I don’t follow other sports well enough to make a similar comparison.
*Rulon Gardner has had an amazing streak of luck with survival. While in grammar school, Rulon was impaled by an arrow in a show-and-tell incident. In 2002, Gardner was stranded on a wilderness snowmobile trip and had to have a toe amputated after suffering frostbite. In 2004, he was hit by a car while riding his motorcycle. In February 2007, Gardner and two others crashed a Cirrus SR-22 airplane into Lake Powell. After surviving the impact, he was forced to swim in 44 degree Fahrenheit (7 °C) water for over an hour. He survived overnight with two others without shelter or fire in 28 degree Fahrenheit (−2 °C) air temperature. His amazing luck streak continued when a fisherman, out of his usual route, found and picked them up in the morning. *
I’m not sure I follow. A 20-strikeout game is a single accomplishment, as is a (not rare) triple-double, and (done only once) 100-point game. The lifetime BA I understand, though.

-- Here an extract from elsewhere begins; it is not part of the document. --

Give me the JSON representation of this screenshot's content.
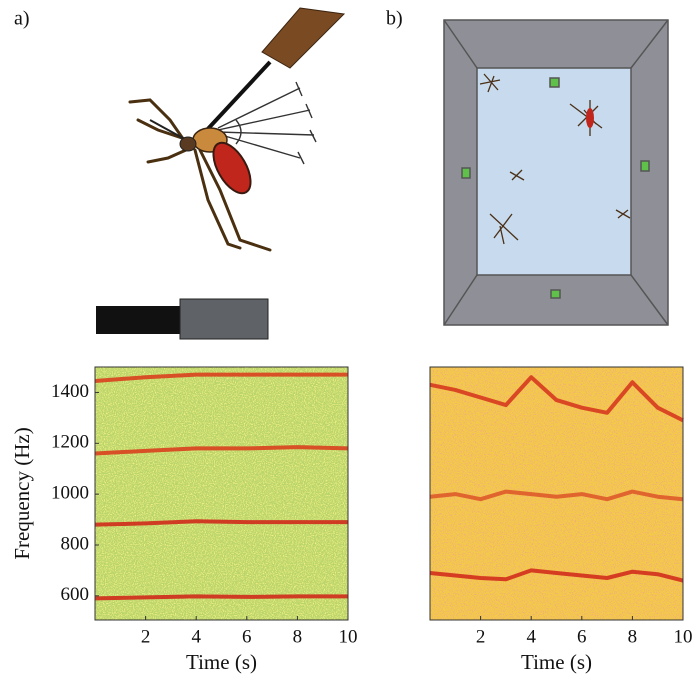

The OP might want to specify some parameters, or else this just becomes, “name everything great that ever happened in sports.” Individual accomplishment or team accomplishment? Over what time span – a play, a match, a series, a season, a career? And how are you judging “greatest”? The OP seems to put the emphasis on overcoming a personal limitation (there have been 256 no hitters in MLB history so Abbot isn’t peerless merely by throwing one). Others have focused on those who broke previous records, changed the nature of or expectations in their sport, or whose performance was particularly crucial to winning a championship.
I already posted in this thread but I thought of another that fits the intent of the OP better. At the 2005 Ironman race in Hawaii, Jon Blais, afflicted with amyotrophic lateral sclerosis(Lou Gherig’s Disease), finished the race even though his hands were so weak he almost could not hold his bicycle’s handlebars. He watched the 2006 race from a wheelchair and died in 2007.